[cinép(h)age:] LE SOUPER (ép. 8/25)

6 Fév

Une pièce : écrite par Jean-Claude Brisville (1989)

Un film : réalisé par Edouard Molinaro (1992)

Dans la nuit du 6 au 7 juillet 1815, la France est au bord de la guerre civile. Napoléon Ier a abdiqué le 25 juin après le désastre de Waterloo, laissant le pouvoir à son fils, Napoléon II. Le 8 juillet, c’est Louis XVIII qui s’impose à la destinée du pays et met un terme à l’Empire. Le 6 juillet, Talleyrand, le fin diplomate, et Fouché, l’éternel chef des polices, se croisent lors d’une rencontre avec l’Anglais Wellington : les monarchies d’Europe occupent Paris. Jean-Claude Brisville a imaginé qu’après cette terrible soirée, Talleyrand et Fouché soupaient en secret pour décider du destin du pays : république (Fouché) ou monarchie (Talleyrand).
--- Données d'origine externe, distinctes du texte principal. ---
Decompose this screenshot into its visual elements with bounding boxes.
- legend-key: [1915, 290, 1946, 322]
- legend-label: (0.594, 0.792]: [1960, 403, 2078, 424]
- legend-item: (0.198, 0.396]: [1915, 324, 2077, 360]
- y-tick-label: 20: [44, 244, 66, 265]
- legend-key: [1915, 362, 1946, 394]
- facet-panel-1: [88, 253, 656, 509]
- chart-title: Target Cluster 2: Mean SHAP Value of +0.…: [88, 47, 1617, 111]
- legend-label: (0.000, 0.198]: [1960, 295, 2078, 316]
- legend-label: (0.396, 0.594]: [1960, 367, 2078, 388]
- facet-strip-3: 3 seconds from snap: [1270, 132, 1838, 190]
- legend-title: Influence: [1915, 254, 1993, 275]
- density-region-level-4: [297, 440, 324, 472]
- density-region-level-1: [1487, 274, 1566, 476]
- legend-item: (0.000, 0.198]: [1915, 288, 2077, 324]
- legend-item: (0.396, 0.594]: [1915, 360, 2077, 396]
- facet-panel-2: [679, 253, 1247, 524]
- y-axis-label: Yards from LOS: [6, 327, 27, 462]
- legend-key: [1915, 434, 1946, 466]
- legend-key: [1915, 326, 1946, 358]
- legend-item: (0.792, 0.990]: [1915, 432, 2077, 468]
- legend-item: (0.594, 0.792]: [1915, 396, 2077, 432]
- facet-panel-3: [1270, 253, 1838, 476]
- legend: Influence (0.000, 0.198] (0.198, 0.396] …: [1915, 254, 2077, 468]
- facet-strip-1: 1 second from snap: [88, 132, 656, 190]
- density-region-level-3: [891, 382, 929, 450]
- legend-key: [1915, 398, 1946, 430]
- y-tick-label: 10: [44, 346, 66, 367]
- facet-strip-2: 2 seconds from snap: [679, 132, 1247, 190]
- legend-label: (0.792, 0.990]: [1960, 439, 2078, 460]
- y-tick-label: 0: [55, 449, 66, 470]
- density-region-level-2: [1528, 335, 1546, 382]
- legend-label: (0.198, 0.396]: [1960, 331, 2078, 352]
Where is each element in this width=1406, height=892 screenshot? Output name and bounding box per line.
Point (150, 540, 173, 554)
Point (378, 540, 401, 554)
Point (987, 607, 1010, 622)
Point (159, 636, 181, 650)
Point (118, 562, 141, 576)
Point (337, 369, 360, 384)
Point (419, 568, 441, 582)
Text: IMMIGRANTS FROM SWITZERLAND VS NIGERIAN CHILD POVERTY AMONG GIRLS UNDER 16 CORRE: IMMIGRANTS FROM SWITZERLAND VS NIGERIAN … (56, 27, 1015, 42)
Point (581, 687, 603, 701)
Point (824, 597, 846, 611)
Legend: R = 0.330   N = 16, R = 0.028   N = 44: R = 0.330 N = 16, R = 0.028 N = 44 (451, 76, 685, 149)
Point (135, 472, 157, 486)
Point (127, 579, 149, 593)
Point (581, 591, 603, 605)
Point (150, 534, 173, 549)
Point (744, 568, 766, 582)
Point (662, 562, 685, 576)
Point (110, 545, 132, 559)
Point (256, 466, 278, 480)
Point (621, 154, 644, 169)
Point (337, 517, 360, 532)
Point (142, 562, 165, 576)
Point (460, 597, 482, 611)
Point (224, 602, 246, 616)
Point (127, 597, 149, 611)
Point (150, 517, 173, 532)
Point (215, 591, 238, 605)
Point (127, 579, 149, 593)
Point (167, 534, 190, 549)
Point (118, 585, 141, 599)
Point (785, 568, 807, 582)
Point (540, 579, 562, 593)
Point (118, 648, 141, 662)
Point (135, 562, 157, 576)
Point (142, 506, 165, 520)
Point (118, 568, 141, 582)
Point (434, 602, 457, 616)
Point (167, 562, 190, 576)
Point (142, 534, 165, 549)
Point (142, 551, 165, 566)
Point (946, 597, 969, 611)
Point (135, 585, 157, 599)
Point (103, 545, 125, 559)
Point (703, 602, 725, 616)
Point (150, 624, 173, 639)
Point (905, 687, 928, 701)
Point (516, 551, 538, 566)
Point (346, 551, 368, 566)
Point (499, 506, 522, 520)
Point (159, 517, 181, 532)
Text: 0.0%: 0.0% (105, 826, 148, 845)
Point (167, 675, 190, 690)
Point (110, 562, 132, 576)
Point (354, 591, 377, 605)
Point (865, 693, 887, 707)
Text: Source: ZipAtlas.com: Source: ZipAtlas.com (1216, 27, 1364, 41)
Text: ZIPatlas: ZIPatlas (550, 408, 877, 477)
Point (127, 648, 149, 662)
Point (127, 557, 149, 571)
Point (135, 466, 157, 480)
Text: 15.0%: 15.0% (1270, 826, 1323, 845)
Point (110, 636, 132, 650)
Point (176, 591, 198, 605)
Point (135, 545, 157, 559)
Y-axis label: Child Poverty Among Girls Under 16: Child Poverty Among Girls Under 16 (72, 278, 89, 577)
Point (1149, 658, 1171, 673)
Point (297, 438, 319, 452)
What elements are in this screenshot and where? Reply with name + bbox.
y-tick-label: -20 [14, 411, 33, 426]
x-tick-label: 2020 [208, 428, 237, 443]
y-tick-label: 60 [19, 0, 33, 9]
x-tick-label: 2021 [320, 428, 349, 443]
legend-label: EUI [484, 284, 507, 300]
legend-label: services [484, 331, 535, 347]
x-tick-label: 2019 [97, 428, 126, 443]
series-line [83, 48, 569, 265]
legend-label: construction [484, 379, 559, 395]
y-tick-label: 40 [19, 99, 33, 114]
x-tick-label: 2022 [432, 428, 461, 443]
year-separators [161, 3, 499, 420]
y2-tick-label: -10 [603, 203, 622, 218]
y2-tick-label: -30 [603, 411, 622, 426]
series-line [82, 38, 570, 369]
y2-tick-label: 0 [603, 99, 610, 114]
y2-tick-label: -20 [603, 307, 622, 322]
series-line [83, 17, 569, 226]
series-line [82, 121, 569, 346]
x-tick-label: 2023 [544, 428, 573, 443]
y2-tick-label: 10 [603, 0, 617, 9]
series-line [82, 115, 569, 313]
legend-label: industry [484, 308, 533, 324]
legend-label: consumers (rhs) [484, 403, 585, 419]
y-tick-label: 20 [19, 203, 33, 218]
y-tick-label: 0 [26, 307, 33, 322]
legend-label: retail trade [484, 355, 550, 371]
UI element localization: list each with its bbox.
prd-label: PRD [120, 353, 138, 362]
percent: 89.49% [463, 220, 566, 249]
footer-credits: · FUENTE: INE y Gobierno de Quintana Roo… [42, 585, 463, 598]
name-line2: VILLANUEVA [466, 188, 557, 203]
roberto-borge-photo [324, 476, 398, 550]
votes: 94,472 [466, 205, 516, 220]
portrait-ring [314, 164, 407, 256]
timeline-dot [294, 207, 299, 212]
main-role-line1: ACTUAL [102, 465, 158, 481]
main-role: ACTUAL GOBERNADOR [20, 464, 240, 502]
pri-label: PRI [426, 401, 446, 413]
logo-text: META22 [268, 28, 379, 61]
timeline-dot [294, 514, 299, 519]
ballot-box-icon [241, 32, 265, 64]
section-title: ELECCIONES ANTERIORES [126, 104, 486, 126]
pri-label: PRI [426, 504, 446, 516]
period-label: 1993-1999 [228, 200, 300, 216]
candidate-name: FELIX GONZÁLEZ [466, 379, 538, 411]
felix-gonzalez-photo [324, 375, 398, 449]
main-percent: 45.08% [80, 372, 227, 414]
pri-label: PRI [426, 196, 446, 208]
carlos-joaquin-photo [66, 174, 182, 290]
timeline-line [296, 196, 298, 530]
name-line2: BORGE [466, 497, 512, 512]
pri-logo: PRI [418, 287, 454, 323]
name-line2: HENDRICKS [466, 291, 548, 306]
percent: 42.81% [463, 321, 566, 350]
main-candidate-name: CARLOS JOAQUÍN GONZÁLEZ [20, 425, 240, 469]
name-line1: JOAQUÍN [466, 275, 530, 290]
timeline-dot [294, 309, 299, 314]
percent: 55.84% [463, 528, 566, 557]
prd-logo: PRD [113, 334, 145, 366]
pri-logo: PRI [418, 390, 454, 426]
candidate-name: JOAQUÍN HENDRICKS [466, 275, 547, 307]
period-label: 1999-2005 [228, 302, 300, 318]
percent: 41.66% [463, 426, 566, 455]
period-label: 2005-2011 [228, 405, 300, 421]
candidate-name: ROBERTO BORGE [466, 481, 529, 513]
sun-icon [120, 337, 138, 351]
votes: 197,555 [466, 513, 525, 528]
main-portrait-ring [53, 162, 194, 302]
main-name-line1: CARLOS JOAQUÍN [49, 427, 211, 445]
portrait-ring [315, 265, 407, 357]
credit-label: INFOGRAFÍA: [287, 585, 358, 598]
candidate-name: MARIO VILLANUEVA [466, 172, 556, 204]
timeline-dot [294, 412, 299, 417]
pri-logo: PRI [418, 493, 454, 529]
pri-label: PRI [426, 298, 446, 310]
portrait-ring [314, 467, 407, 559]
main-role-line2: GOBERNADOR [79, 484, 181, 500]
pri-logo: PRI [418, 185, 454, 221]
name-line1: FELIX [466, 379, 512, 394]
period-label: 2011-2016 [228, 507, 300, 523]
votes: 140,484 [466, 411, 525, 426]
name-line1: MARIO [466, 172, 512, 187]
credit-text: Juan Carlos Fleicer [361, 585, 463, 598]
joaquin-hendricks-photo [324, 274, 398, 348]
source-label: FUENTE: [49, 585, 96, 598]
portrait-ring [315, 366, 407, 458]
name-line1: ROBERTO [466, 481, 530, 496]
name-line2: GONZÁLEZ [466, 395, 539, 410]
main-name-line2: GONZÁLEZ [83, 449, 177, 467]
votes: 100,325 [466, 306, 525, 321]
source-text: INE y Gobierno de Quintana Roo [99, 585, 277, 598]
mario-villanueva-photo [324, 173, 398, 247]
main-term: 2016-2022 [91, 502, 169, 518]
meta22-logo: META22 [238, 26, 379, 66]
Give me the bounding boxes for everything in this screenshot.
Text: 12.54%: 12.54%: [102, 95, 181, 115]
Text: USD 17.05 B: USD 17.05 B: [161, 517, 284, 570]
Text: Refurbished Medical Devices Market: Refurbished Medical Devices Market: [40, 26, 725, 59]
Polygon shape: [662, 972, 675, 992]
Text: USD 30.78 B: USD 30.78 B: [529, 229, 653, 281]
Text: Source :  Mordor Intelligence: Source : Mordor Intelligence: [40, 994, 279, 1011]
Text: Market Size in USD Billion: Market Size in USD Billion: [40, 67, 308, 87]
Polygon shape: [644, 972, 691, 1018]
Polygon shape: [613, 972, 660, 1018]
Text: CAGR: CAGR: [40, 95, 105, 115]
Jean-Claude Brisville est un amoureux de la langue et sa pièce de théâtre est un pur joyau stylistique. Des dialogues ciselés, des répliques pleines de sous-entendus, denses, illustrent la haine cordiale que se vouent les deux hommes les plus riches de France, chacun ayant bâti sa fortune sur le sang et la trahison. Tous deux sont de fins politiques. Ils savent qu’ils ne peuvent faire l’économie d’une alliance. Encore faut-il décider qui se ralliera à l’autre.

La pièce est un huis clos situé dans un salon somptueux du palais de Talleyrand, rue Saint-Florentin, à Paris (transposée par Molinaro à l’ambassade de Pologne, à Paris). Dehors, une foule en colère s’est massée, pour l’instant contrôlée par les agents de Fouché. Le texte s’ouvre sur une discussion entre deux valets qui attendent les deux convives. Edouard Molinaro, qui peut facilement externaliser cette scène d’exposition, illustre ce mouvement qui va de l’extérieur vers l’intérieur. Il souligne d’emblée la pyramide sociale qui sert d’architecture au drame : du peuple (spontané, révolutionnaire), jusqu’aux décideurs (coupés de la plèbe), en passant par les valets (spectateurs privilégiés, mais sans pouvoir de décision).

Claude Brasseur et Claude Rich

Comment filmer deux personnes qui devisent dans un même espace, éclairé à la bougie, pendant plus d’une heure ? En multipliant les champs-contrechamps, en variant les angles, en jouant sur les distances, mais pour montrer quoi ? Au jeu millimétré de Claude Rich (Talleyrand) et de Claude Brasseur (Fouché), Molinaro ajoute une mécanique bien huilée, qui insiste sur le regards, les silences, l’esquisse d’un geste, la colère rentrée. A tout moment, Talleyrand l’aristocrate fait sentir à Fouché qu’ils ne sont pas de la même condition. Tout dans ses manières le montre, jusqu’à sa manière de boire du cognac. Il se fait un plaisir de donner un cours particulier à Fouché sur l’art du bien vivre.

La gastronomie a aussi une grande importance, et dans la pièce et dans le film. A la cuisine des plats répond la cuisine politique : les deux arts consistent à doser avec justesse des opposés pour arriver à un équilibre, et parfois à la rupture. Fouché en jouisseur, Talleyrand en gourmet soupent à la même table, mais n’aiment pas les mêmes recettes. La tension qui règne ne s’estompe qu’en fin de repas. Les deux renards se sont découverts des points communs dans le crime. Ils partagent aussi une enfance malheureuse.

Le Souper de Brisville, comme les grandes pièces de duo (En attendant Godot de Beckett, L’Idée fixe de Paul Valéry) rayonne d’une grande force qui laisse se déployer toute la psychologie des personnages. Claude Rich et Claude Brasseur, qui ont interprété leur rôle respectif sur les planches, jouent en vieux briscards complices sous la direction de Molinaro. Le Souper du réalisateur est un vrai film de cinéma, bien loin du simple de théâtre filmé qu’on propose parfois.

Après avoir soutenu le retour de Louis XVIII au pouvoir, en échange d’un poste de ministre, Fouché est destitué est exilé le 12 janvier 1816.  Talleyrand reste officiellement aux affaires jusqu’en 1834 et officieusement plus longtemps encore.